How Online Shopping Impacts the Planet

With Covid infection rates rising alarmingly, lots of us are choosing to buy our presents online this Christmas rather than venturing to the high street. However there is unfortunately an environmental price to pay for this convenience.

Buying a present from Amazon, for example, massively inflates the carbon footprint of the product because of the emissions caused by delivery. 

Every product bought in a store will have a carbon footprint because of the transportation of raw materials to the factory for manufacture, and from the factory to the store or warehouse. However, the most significant emissions are usually what is known as 'last mile’ emissions - transportation from store or warehouse to the customer's home. Last mile emissions from a trip to the shops are usually negligible, but products that are shipped directly to your home are often carried in large diesel-powered vans that do an average of 50 deliveries per trip. A single delivery can also involve multiple journeys, if the recipient isn't at home or if the item is then returned. Companies whose selling point is super-fast delivery (we're looking at you Amazon) often dispatch parcels separately, so a van may be carrying only one or two orders, again increasing the carbon footprint of the product. 

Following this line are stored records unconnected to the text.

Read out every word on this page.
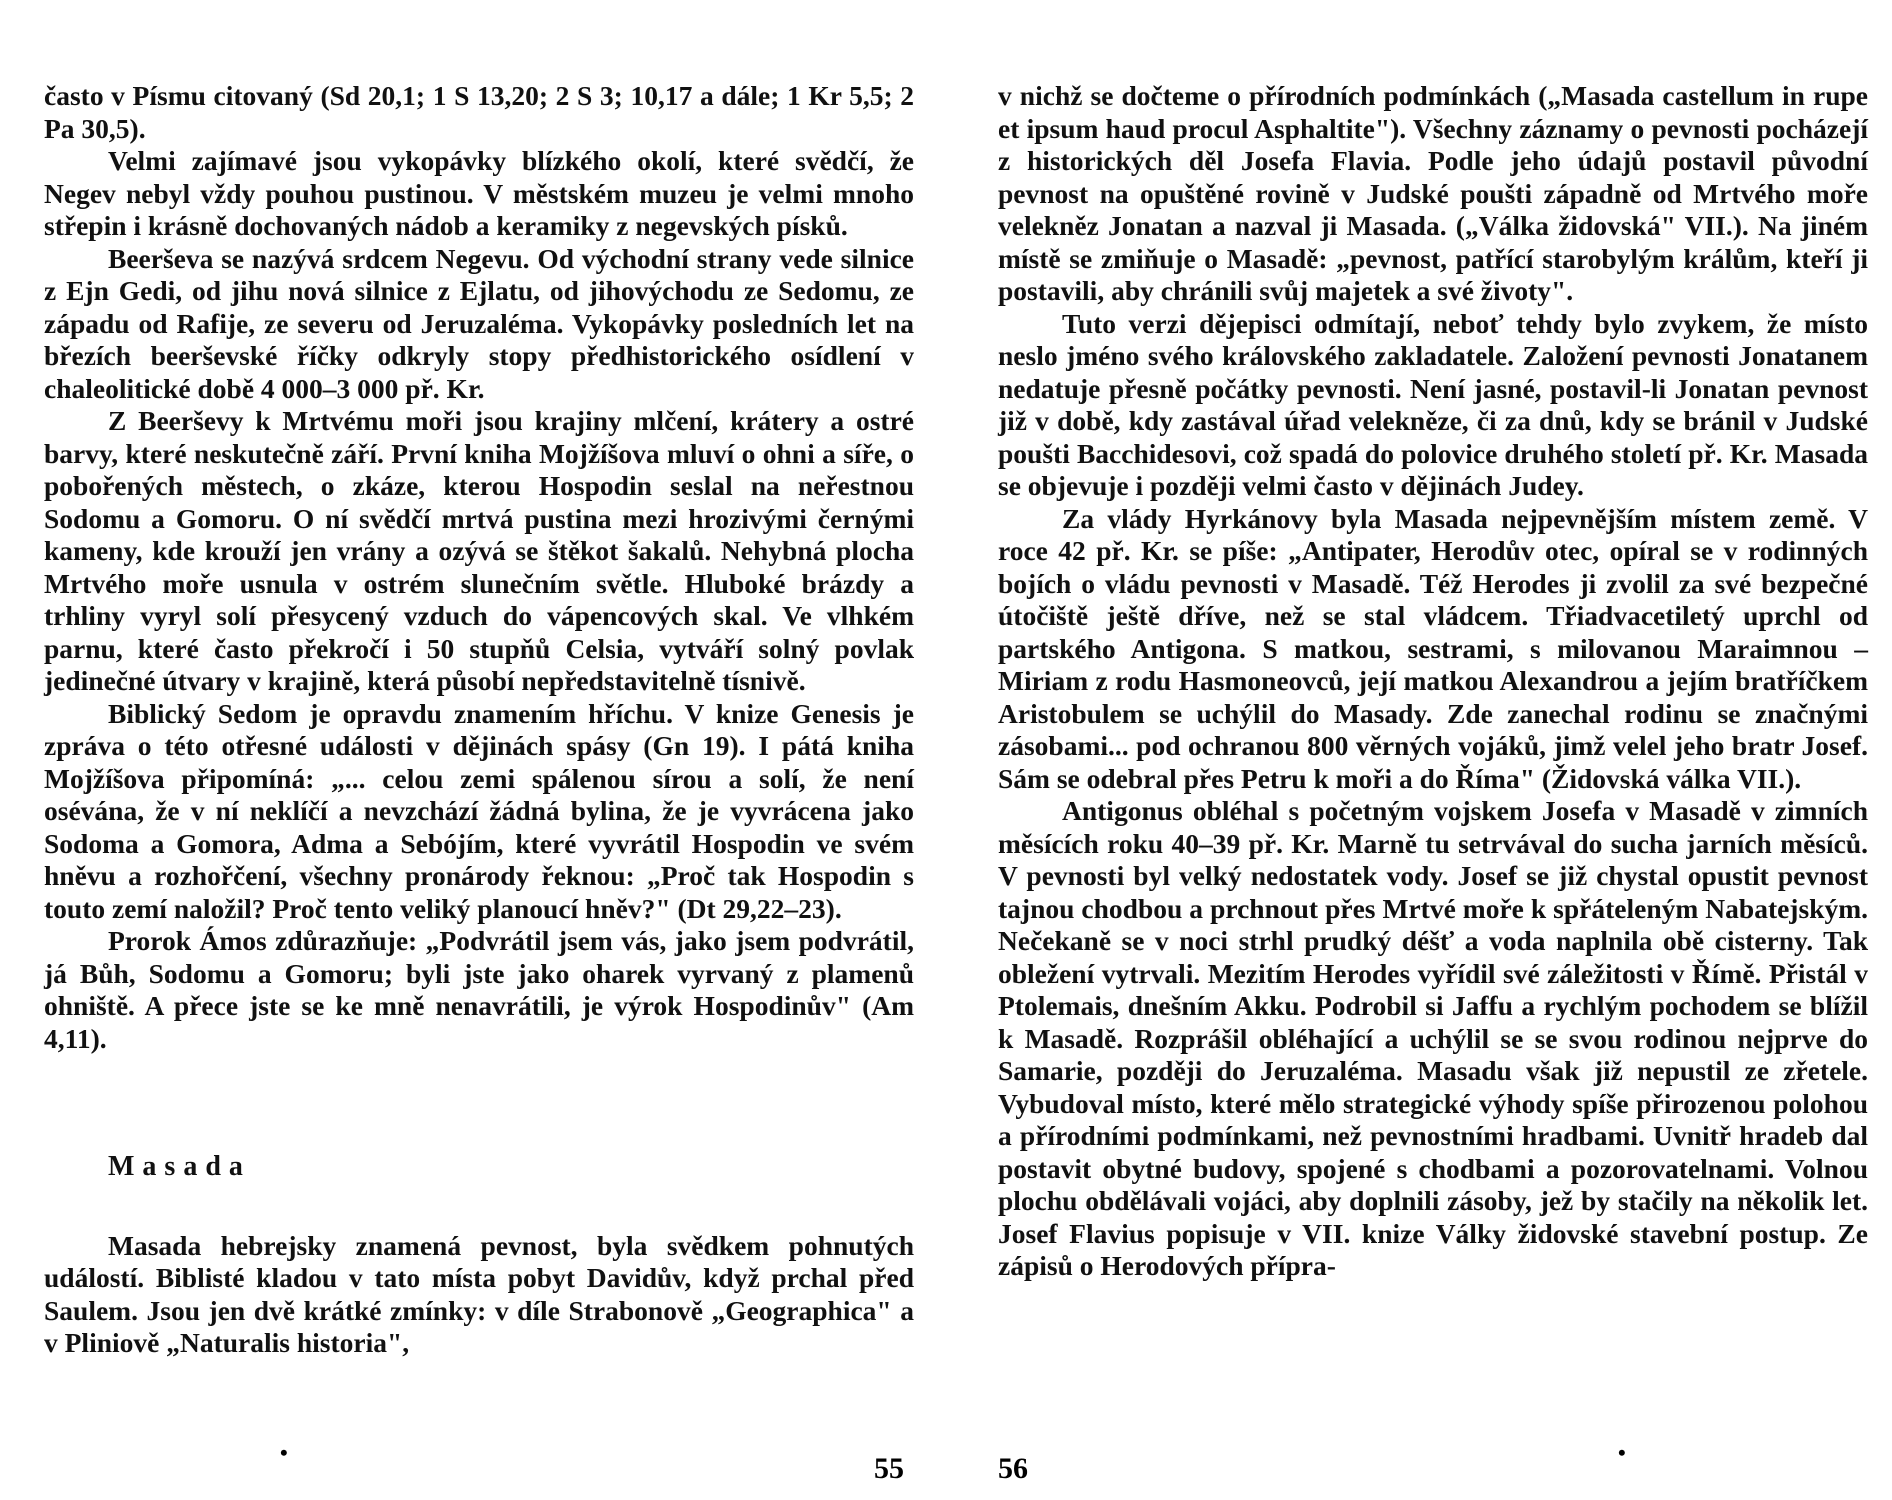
často v Písmu citovaný (Sd 20,1; 1 S 13,20; 2 S 3; 10,17 a dále; 1 Kr 5,5; 2 Pa 30,5).

Velmi zajímavé jsou vykopávky blízkého okolí, které svědčí, že Negev nebyl vždy pouhou pustinou. V městském muzeu je velmi mnoho střepin i krásně dochovaných nádob a keramiky z negevských písků.

Beerševa se nazývá srdcem Negevu. Od východní strany vede silnice z Ejn Gedi, od jihu nová silnice z Ejlatu, od jihovýchodu ze Sedomu, ze západu od Rafije, ze severu od Jeruzaléma. Vykopávky posledních let na březích beerševské říčky odkryly stopy předhistorického osídlení v chaleolitické době 4 000–3 000 př. Kr.

Z Beerševy k Mrtvému moři jsou krajiny mlčení, krátery a ostré barvy, které neskutečně září. První kniha Mojžíšova mluví o ohni a síře, o pobořených městech, o zkáze, kterou Hospodin seslal na neřestnou Sodomu a Gomoru. O ní svědčí mrtvá pustina mezi hrozivými černými kameny, kde krouží jen vrány a ozývá se štěkot šakalů. Nehybná plocha Mrtvého moře usnula v ostrém slunečním světle. Hluboké brázdy a trhliny vyryl solí přesycený vzduch do vápencových skal. Ve vlhkém parnu, které často překročí i 50 stupňů Celsia, vytváří solný povlak jedinečné útvary v krajině, která působí nepředstavitelně tísnivě.

Biblický Sedom je opravdu znamením hříchu. V knize Genesis je zpráva o této otřesné události v dějinách spásy (Gn 19). I pátá kniha Mojžíšova připomíná: „... celou zemi spálenou sírou a solí, že není osévána, že v ní neklíčí a nevzchází žádná bylina, že je vyvrácena jako Sodoma a Gomora, Adma a Sebójím, které vyvrátil Hospodin ve svém hněvu a rozhořčení, všechny pronárody řeknou: „Proč tak Hospodin s touto zemí naložil? Proč tento veliký planoucí hněv?" (Dt 29,22–23).

Prorok Ámos zdůrazňuje: „Podvrátil jsem vás, jako jsem podvrátil, já Bůh, Sodomu a Gomoru; byli jste jako oharek vyrvaný z plamenů ohniště. A přece jste se ke mně nenavrátili, je výrok Hospodinův" (Am 4,11).

Masada

Masada hebrejsky znamená pevnost, byla svědkem pohnutých událostí. Biblisté kladou v tato místa pobyt Davidův, když prchal před Saulem. Jsou jen dvě krátké zmínky: v díle Strabonově „Geographica" a v Pliniově „Naturalis historia",

•	55

v nichž se dočteme o přírodních podmínkách („Masada castellum in rupe et ipsum haud procul Asphaltite"). Všechny záznamy o pevnosti pocházejí z historických děl Josefa Flavia. Podle jeho údajů postavil původní pevnost na opuštěné rovině v Judské poušti západně od Mrtvého moře velekněz Jonatan a nazval ji Masada. („Válka židovská" VII.). Na jiném místě se zmiňuje o Masadě: „pevnost, patřící starobylým králům, kteří ji postavili, aby chránili svůj majetek a své životy".

Tuto verzi dějepisci odmítají, neboť tehdy bylo zvykem, že místo neslo jméno svého královského zakladatele. Založení pevnosti Jonatanem nedatuje přesně počátky pevnosti. Není jasné, postavil-li Jonatan pevnost již v době, kdy zastával úřad velekněze, či za dnů, kdy se bránil v Judské poušti Bacchidesovi, což spadá do polovice druhého století př. Kr. Masada se objevuje i později velmi často v dějinách Judey.

Za vlády Hyrkánovy byla Masada nejpevnějším místem země. V roce 42 př. Kr. se píše: „Antipater, Herodův otec, opíral se v rodinných bojích o vládu pevnosti v Masadě. Též Herodes ji zvolil za své bezpečné útočiště ještě dříve, než se stal vládcem. Třiadvacetiletý uprchl od partského Antigona. S matkou, sestrami, s milovanou Maraimnou – Miriam z rodu Hasmoneovců, její matkou Alexandrou a jejím bratříčkem Aristobulem se uchýlil do Masady. Zde zanechal rodinu se značnými zásobami... pod ochranou 800 věrných vojáků, jimž velel jeho bratr Josef. Sám se odebral přes Petru k moři a do Říma" (Židovská válka VII.).

Antigonus obléhal s početným vojskem Josefa v Masadě v zimních měsících roku 40–39 př. Kr. Marně tu setrvával do sucha jarních měsíců. V pevnosti byl velký nedostatek vody. Josef se již chystal opustit pevnost tajnou chodbou a prchnout přes Mrtvé moře k spřáteleným Nabatejským. Nečekaně se v noci strhl prudký déšť a voda naplnila obě cisterny. Tak obležení vytrvali. Mezitím Herodes vyřídil své záležitosti v Římě. Přistál v Ptolemais, dnešním Akku. Podrobil si Jaffu a rychlým pochodem se blížil k Masadě. Rozprášil obléhající a uchýlil se se svou rodinou nejprve do Samarie, později do Jeruzaléma. Masadu však již nepustil ze zřetele. Vybudoval místo, které mělo strategické výhody spíše přirozenou polohou a přírodními podmínkami, než pevnostními hradbami. Uvnitř hradeb dal postavit obytné budovy, spojené s chodbami a pozorovatelnami. Volnou plochu obdělávali vojáci, aby doplnili zásoby, jež by stačily na několik let. Josef Flavius popisuje v VII. knize Války židovské stavební postup. Ze zápisů o Herodových přípra-

•
56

So how can you reduce the impact of your Christmas shopping? The most obvious solution is to shop locally, using public transport, walking or cycling. But if you are trying to avoid crowded places there are a few more solutions:  

Royal Mail 

Most of us have had some bad experiences with Royal Mail in the past, but they're actually one of the most sustainable ways to send or receive a parcel. They have the best carbon record of all the delivery companies, due to their 'feet on the street' approach to delivery. In recent years they have also invested heavily in sustainable vehicles, including electric vans and power-assisted trollies to help posties carry more in each load.

Avoid the Big Offenders

DPD and Hermes use diesel trucks that produce more emissions per delivery than other carriers. Some of the largest online retailers (like Amazon and ASOS) use both of them.

Sustainable Delivery Options

There are new solutions to reduce the emissions caused by delivery, particularly in cities. Hived is a courier company with a difference. They use cargo bikes and electric vans to deliver across London. Not only do they reduce air pollution in the local area, but they also provide a super-efficient service, with orders arriving next day.

We use Hived for orders to most London postcodes, and you can order up until midday on the 23rd December for those last minute presents. Deliveries that fall outside of Hived catchment area are made by Royal Mail, so you'll need to place your order by 21st December for delivery before Christmas.